A position paper produced by the council suggests that audits by foreign trading partners would “not accept the level of food safety scrutiny at provincial plants.” It warns this could “risk our access to international markets, including the U.S.”

Canada is a net exporter of beef and pork. Canada sends more than half of its beef abroad and as much as 70 per cent of its pork, Martin said.

Industry anxiety over the bill comes as Canada faces down both a trade war with the U.S. and China’s 25 per cent tariffs on pork — retaliation for 100 per cent tariffs Canada placed on Chinese electric vehicles last year.

“With two of our major global customers, we have a trade friction, trade issues, trade barriers. It’s a really challenging time for the red meat industry,” Martin said.


Health groups also warn that the legislation could lead to unintended consequences from provincial rules displacing federal ones for products such as asbestos and tobacco.

But Internal Trade Minister Chrystia Freeland’s office said the federal government doesn’t intend to dispense with any regulations if it would lead to serious health and safety concerns.
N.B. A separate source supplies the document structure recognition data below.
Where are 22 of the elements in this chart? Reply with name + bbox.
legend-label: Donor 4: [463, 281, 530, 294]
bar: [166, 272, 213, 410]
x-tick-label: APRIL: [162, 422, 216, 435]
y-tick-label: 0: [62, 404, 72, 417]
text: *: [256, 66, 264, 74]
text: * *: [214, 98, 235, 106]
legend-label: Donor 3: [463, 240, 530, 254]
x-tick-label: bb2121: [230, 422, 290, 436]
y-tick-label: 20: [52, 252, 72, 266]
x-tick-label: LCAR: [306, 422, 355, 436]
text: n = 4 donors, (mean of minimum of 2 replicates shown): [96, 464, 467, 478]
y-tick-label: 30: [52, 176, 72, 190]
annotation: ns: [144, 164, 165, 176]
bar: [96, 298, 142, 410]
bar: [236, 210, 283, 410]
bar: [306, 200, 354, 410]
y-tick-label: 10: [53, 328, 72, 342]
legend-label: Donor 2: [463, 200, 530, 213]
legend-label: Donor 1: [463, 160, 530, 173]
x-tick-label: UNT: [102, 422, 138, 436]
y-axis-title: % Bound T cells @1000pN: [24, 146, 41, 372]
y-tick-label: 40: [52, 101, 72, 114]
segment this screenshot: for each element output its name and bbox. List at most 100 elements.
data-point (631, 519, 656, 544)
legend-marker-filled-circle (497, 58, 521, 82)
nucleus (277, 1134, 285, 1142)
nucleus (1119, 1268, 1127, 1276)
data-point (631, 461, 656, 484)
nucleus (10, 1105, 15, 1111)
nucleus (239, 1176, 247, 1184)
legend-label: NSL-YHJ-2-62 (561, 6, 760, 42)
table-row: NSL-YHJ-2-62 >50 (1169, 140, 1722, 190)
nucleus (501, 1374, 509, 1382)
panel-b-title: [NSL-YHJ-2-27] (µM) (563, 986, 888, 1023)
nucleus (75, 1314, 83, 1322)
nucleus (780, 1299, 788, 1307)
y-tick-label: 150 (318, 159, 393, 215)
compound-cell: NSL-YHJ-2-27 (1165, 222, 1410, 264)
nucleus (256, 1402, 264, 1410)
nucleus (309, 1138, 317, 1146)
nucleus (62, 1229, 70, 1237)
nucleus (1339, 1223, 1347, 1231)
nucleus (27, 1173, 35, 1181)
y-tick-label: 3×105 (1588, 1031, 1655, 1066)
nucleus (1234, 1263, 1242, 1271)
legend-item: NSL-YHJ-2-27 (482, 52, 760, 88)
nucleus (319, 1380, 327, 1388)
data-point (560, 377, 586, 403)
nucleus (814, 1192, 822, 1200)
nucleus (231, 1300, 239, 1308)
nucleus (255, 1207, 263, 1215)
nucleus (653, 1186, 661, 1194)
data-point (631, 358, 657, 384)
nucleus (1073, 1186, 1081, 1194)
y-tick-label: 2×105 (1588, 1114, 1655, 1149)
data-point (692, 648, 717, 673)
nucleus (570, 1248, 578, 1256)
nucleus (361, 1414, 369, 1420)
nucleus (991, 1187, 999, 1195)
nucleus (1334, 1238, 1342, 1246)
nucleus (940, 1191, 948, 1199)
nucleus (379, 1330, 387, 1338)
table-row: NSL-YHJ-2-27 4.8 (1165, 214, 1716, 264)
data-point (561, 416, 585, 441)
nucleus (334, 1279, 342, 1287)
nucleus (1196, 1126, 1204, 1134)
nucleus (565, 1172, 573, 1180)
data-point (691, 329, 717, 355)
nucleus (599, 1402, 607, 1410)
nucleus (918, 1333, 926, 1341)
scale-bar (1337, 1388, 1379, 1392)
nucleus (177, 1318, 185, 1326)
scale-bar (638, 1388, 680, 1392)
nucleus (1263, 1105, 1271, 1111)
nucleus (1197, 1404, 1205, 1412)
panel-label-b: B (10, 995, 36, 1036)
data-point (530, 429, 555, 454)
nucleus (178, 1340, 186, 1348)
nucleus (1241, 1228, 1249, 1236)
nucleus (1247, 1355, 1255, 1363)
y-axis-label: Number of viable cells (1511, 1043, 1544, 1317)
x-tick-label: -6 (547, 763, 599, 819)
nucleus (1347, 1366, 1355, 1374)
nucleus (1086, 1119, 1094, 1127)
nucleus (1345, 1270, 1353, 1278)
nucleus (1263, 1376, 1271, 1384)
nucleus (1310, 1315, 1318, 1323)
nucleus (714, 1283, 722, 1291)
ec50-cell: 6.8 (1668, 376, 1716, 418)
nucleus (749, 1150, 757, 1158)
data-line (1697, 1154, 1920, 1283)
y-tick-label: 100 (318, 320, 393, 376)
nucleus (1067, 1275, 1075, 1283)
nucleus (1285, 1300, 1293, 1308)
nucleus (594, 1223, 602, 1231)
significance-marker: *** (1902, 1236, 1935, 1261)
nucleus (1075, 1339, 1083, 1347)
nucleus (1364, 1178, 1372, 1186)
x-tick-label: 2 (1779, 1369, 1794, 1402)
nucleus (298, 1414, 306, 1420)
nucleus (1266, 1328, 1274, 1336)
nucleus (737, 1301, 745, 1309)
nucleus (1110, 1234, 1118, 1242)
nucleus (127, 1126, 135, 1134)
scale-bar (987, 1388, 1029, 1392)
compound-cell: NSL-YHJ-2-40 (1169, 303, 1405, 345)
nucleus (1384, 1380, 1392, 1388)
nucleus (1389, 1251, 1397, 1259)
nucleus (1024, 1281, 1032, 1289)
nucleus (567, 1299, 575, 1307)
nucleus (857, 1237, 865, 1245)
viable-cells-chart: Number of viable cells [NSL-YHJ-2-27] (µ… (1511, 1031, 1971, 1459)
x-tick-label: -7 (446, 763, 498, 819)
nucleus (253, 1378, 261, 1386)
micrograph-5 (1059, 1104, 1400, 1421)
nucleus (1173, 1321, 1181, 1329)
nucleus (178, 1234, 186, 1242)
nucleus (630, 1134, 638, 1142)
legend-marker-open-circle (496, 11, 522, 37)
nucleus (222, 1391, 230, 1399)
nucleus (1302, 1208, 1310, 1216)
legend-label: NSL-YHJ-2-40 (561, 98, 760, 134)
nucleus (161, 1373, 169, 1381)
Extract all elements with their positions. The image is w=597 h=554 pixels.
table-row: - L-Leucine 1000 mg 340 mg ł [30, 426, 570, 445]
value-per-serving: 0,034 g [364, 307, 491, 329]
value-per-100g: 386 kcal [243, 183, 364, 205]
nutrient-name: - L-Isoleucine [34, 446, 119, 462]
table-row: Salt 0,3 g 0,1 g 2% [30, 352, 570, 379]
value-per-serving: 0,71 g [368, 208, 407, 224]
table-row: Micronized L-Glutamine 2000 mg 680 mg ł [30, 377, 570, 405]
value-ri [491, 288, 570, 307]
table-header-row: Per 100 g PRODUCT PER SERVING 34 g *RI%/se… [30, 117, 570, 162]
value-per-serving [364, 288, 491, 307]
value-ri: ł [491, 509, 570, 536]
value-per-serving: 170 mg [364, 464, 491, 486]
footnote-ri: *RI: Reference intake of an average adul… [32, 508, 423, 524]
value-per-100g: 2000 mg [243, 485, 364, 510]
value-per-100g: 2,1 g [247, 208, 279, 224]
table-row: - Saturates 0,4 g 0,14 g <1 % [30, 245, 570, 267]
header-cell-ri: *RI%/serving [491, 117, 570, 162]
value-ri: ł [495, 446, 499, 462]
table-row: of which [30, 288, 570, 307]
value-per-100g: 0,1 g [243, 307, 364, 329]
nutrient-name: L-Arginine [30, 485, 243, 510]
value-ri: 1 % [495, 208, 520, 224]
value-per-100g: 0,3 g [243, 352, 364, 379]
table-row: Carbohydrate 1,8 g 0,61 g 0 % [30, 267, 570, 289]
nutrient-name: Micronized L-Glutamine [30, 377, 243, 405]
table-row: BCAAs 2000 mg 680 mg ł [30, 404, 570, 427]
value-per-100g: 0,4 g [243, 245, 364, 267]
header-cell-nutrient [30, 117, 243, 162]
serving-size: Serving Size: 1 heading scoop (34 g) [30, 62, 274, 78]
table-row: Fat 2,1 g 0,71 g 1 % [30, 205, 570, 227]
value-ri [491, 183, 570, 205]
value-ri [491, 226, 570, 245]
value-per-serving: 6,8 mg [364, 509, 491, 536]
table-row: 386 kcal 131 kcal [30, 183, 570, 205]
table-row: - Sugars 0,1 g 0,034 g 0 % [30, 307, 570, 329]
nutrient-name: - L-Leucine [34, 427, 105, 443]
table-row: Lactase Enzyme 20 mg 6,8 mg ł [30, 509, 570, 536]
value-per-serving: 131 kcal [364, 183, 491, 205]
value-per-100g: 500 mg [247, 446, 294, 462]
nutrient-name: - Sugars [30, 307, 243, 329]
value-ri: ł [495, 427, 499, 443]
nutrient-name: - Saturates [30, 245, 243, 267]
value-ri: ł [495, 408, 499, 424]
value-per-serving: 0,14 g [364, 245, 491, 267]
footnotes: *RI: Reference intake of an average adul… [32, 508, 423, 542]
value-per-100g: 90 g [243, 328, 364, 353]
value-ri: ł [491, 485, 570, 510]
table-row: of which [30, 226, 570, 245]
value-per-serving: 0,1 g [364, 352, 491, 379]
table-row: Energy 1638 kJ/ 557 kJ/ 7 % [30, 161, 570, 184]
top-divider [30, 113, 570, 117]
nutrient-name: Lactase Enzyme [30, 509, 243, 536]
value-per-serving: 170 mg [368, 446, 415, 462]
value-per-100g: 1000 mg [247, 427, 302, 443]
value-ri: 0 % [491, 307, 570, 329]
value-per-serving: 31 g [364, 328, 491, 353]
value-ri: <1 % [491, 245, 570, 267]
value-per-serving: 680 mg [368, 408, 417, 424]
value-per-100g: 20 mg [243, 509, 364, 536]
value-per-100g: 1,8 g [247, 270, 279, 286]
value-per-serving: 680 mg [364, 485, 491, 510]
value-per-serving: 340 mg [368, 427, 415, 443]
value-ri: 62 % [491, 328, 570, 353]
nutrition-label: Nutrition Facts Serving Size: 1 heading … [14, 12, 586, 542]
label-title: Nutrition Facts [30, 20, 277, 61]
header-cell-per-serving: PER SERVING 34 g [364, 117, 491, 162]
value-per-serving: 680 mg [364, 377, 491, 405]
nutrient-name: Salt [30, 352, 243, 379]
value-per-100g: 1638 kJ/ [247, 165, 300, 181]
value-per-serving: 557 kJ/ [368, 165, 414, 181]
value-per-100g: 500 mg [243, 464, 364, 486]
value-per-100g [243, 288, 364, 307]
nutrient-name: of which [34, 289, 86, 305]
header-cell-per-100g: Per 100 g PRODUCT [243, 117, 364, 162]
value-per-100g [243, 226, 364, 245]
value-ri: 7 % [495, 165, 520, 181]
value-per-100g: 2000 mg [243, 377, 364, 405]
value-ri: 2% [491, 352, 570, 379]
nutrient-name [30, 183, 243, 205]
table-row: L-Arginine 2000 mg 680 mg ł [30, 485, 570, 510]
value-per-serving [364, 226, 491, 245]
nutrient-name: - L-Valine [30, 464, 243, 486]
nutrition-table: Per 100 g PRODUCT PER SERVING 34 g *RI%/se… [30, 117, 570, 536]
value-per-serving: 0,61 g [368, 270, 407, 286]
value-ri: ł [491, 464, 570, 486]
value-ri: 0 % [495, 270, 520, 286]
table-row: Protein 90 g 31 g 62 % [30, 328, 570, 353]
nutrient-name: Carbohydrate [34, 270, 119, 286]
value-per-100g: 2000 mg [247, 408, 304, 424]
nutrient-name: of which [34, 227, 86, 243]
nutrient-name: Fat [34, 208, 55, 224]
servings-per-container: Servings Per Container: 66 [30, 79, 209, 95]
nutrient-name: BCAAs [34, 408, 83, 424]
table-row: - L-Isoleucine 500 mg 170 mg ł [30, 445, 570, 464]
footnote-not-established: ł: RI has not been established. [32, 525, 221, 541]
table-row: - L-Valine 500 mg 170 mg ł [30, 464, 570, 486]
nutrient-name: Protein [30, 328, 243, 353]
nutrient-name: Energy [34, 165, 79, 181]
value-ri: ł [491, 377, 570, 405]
“Free trade within Canada is about Canadians trusting each other. If a steak is safe to eat in Calgary, we should be confident that the same steak would be safe to eat in Saskatoon,” said spokesperson Laura Scaffidi.

“Where it is deemed there are serious health and safety concerns for Canadians, the government of Canada can keep those federal regulations in place.”

Since the legislation provides an overall framework to reduce red tape, those details will have to be sorted out when bureaucrats draft regulations for the new law — a process that also triggers consultations.

Franco Naccarato, executive director of Meat & Poultry Ontario, has pushed for decades to break down interprovincial rules in Canadian agriculture. He said he sees opportunities in the new legislation to give consumers access to more domestic meat products.

“There should be some standard that provincial plants demonstrate that they’re meeting the same outcomes as the federal plants, and if they can do that … then they should be able to trade across provinces,” he said.

“There are other jurisdictions that have two-tier systems and manage it quite well. There’s no reason we can’t do that in Canada.”

Al Mussell is a senior research fellow at the Canadian Agri-Food Policy Institute who authored a paper on the subject. He said that a broader interprovincial meat trade could be managed through standards for critical health and safety control points in facilities.

He said some of Canada’s international trading partners have also devolved some of their agricultural rules to lower levels of government. He cautioned, however, that Ottawa should be careful about adjusting those rules.

“This kind of thing is going on elsewhere, but of course because we have such a strong exporting interest, we have to be very careful that other countries don’t get the impression that the provinces have some sort of a different treatment,” he said.

The House of Commons has passed the bill, which was introduced just a few weeks ago, and the Senate has until Friday to hold a final vote on the legislation.